Cegah Kegaduhan, Parpol Harus Tanamkan Nilai Kebinekaan
Oleh
Dhanang David Aritonang
·3 menit baca
JAKARTA, KOMPAS - Partai politik berperan untuk melakukan edukasi nilai Pancasila dan kebinekaan kepada para kader serta pendukungnya untuk mengurangi kegaduhan jelang Pemilu 2019.
Indikasi kegaduhan mulai muncul yang ditandai dengan terjadi intimidasi antarkelompok masyarakat pada acara Car Free Day (CFD), Minggu (29/04/2018).

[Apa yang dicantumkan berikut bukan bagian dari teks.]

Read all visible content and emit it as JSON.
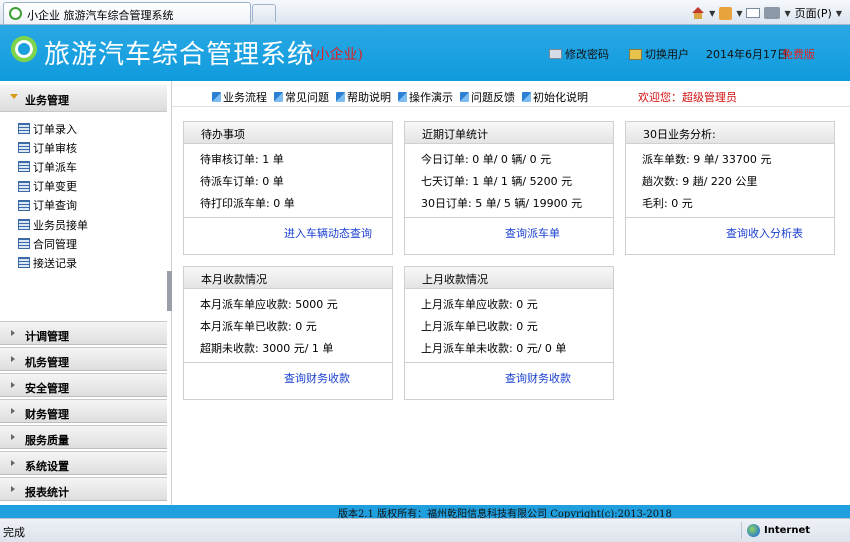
{
  "browser": {
    "tab_title": "小企业  旅游汽车综合管理系统",
    "page_menu": "页面(P)",
    "status": "完成",
    "zone": "Internet"
  },
  "header": {
    "title": "旅游汽车综合管理系统",
    "subtitle": "(小企业)",
    "change_password": "修改密码",
    "switch_user": "切换用户",
    "date": "2014年6月17日",
    "edition": "免费版"
  },
  "sidebar": {
    "active_section": "业务管理",
    "items": [
      {
        "label": "订单录入"
      },
      {
        "label": "订单审核"
      },
      {
        "label": "订单派车"
      },
      {
        "label": "订单变更"
      },
      {
        "label": "订单查询"
      },
      {
        "label": "业务员接单"
      },
      {
        "label": "合同管理"
      },
      {
        "label": "接送记录"
      }
    ],
    "sections": [
      {
        "label": "计调管理"
      },
      {
        "label": "机务管理"
      },
      {
        "label": "安全管理"
      },
      {
        "label": "财务管理"
      },
      {
        "label": "服务质量"
      },
      {
        "label": "系统设置"
      },
      {
        "label": "报表统计"
      }
    ]
  },
  "topnav": {
    "links": [
      {
        "label": "业务流程"
      },
      {
        "label": "常见问题"
      },
      {
        "label": "帮助说明"
      },
      {
        "label": "操作演示"
      },
      {
        "label": "问题反馈"
      },
      {
        "label": "初始化说明"
      }
    ],
    "welcome": "欢迎您：超级管理员"
  },
  "panels": {
    "todo": {
      "title": "待办事项",
      "lines": [
        "待审核订单: 1 单",
        "待派车订单: 0 单",
        "待打印派车单: 0 单"
      ],
      "link": "进入车辆动态查询"
    },
    "orders": {
      "title": "近期订单统计",
      "lines": [
        "今日订单: 0 单/ 0 辆/ 0  元",
        "七天订单: 1 单/ 1 辆/ 5200  元",
        "30日订单: 5 单/ 5  辆/ 19900  元"
      ],
      "link": "查询派车单"
    },
    "analysis": {
      "title": "30日业务分析:",
      "lines": [
        "派车单数: 9 单/ 33700 元",
        "趟次数: 9 趟/ 220 公里",
        "毛利: 0 元"
      ],
      "link": "查询收入分析表"
    },
    "this_month": {
      "title": "本月收款情况",
      "lines": [
        "本月派车单应收款: 5000 元",
        "本月派车单已收款: 0 元",
        "超期未收款: 3000 元/ 1 单"
      ],
      "link": "查询财务收款"
    },
    "last_month": {
      "title": "上月收款情况",
      "lines": [
        "上月派车单应收款: 0 元",
        "上月派车单已收款: 0 元",
        "上月派车单未收款: 0 元/ 0 单"
      ],
      "link": "查询财务收款"
    }
  },
  "footer": {
    "text": "版本2.1    版权所有：福州乾阳信息科技有限公司 Copyright(c):2013-2018"
  }
}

Intimidasi atau persekusi dilakukan oleh sekelompok warga yang menamakan dirinya gerakan “#2019GantiPresiden” terhadap beberapa warga yang menggunakan kaos dengan bertuliskan “#DiaSibukKerja”.
Kepala Bidang Pembinaan Ideologi Pancasila Yudi Latif mengatakan, insiden ini merupakan ekspresi yang keluar dari jalur keadaban publik.

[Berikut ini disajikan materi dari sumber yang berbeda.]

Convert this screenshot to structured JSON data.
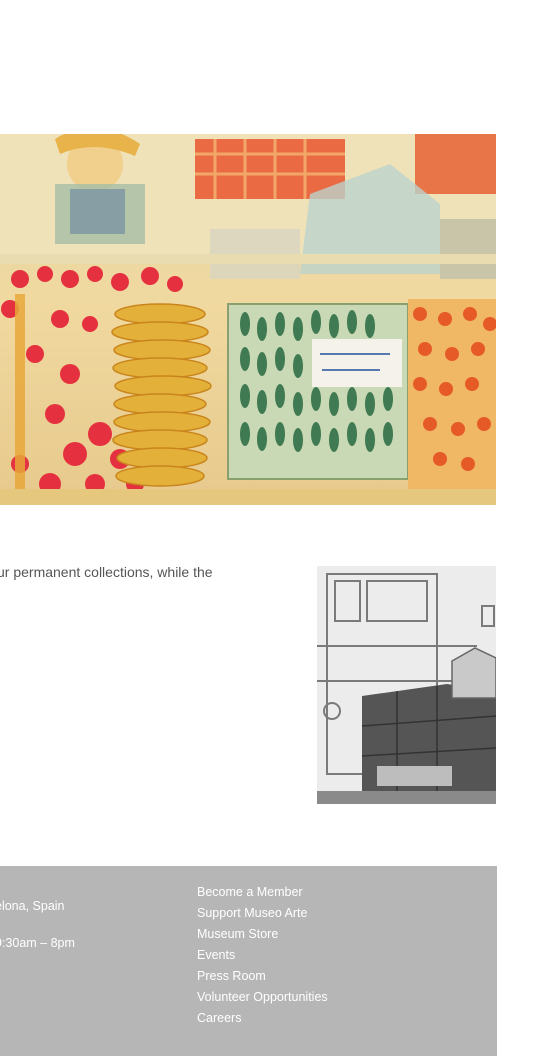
{
  "main": {
    "hero_image_alt": "watercolor painting of a market stall",
    "intro_text": "ur permanent collections, while the",
    "thumbnail_alt": "grayscale sketch of a shop interior"
  },
  "footer": {
    "address": "elona, Spain",
    "hours": "9:30am – 8pm",
    "links": [
      "Become a Member",
      "Support Museo Arte",
      "Museum Store",
      "Events",
      "Press Room",
      "Volunteer Opportunities",
      "Careers"
    ]
  },
  "colors": {
    "footer_bg": "#b6b6b6",
    "footer_text": "#ffffff",
    "body_text": "#555555"
  }
}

"Apapun ekspresinya harus dalam ambang batas tertib sipil, toleran, tidak diskrimintif dan tidak bersifat persekusi. Hal ini bertentangan dengan prinsip demokrasi," ujarnya seusai acara diskusi "Membumikan Pancasila, Merawat Kebinekaan" di Jakarta, Senin (30/04/2018).

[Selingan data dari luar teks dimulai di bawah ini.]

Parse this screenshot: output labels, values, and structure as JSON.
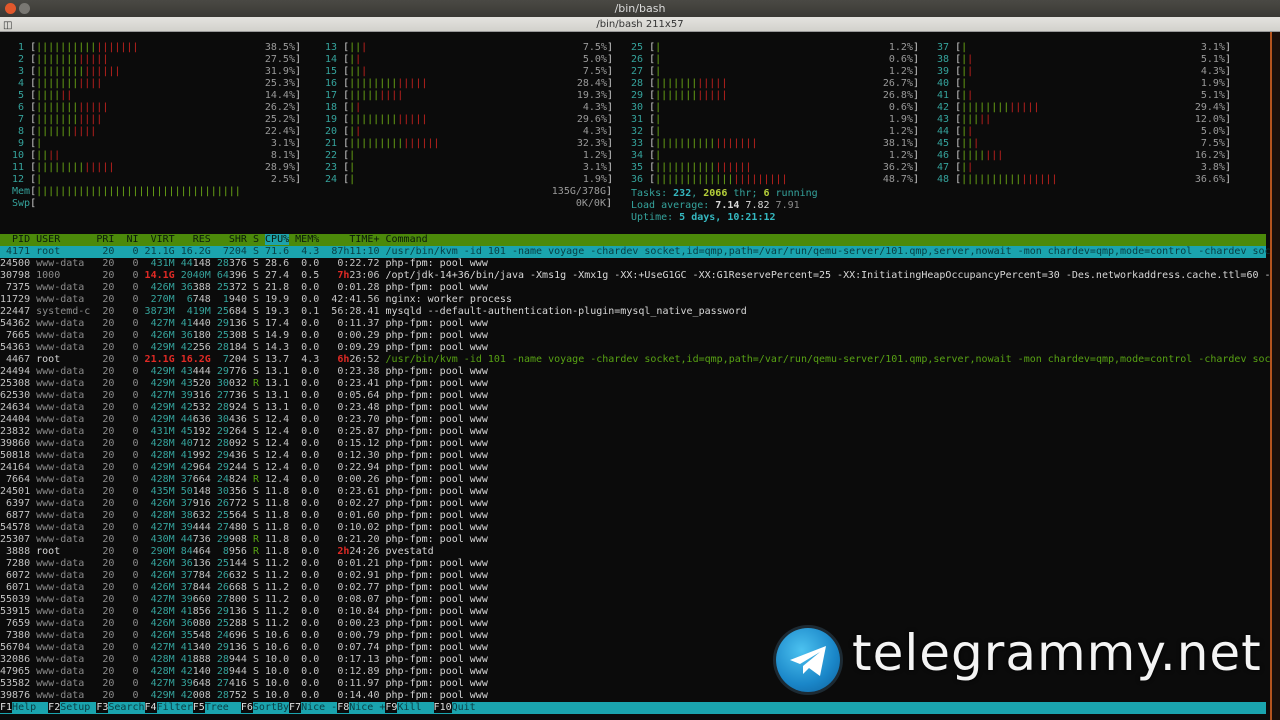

Menurut Yudi, untuk mengantisipasi kegaduhan ini, seharusnya parpol mampu membumikan nilai Pancasila dan kebinekaan kepada para kader dan pendukungnya.
"Tentu saja setiap parpol fungsinya mengembangkan pendidikan politik. Pertanyaannya, apakah parpol ini mengembangkan pendidikan politiknya atau tidak, ada nilai-nilai kewarganegaraan yang perlu disepakati," katanya.
Yudi menuturkan, wajar saja jika sejumlah pihak memiliki simbol, ikon, atau tagline menjelang Pemilu 2019.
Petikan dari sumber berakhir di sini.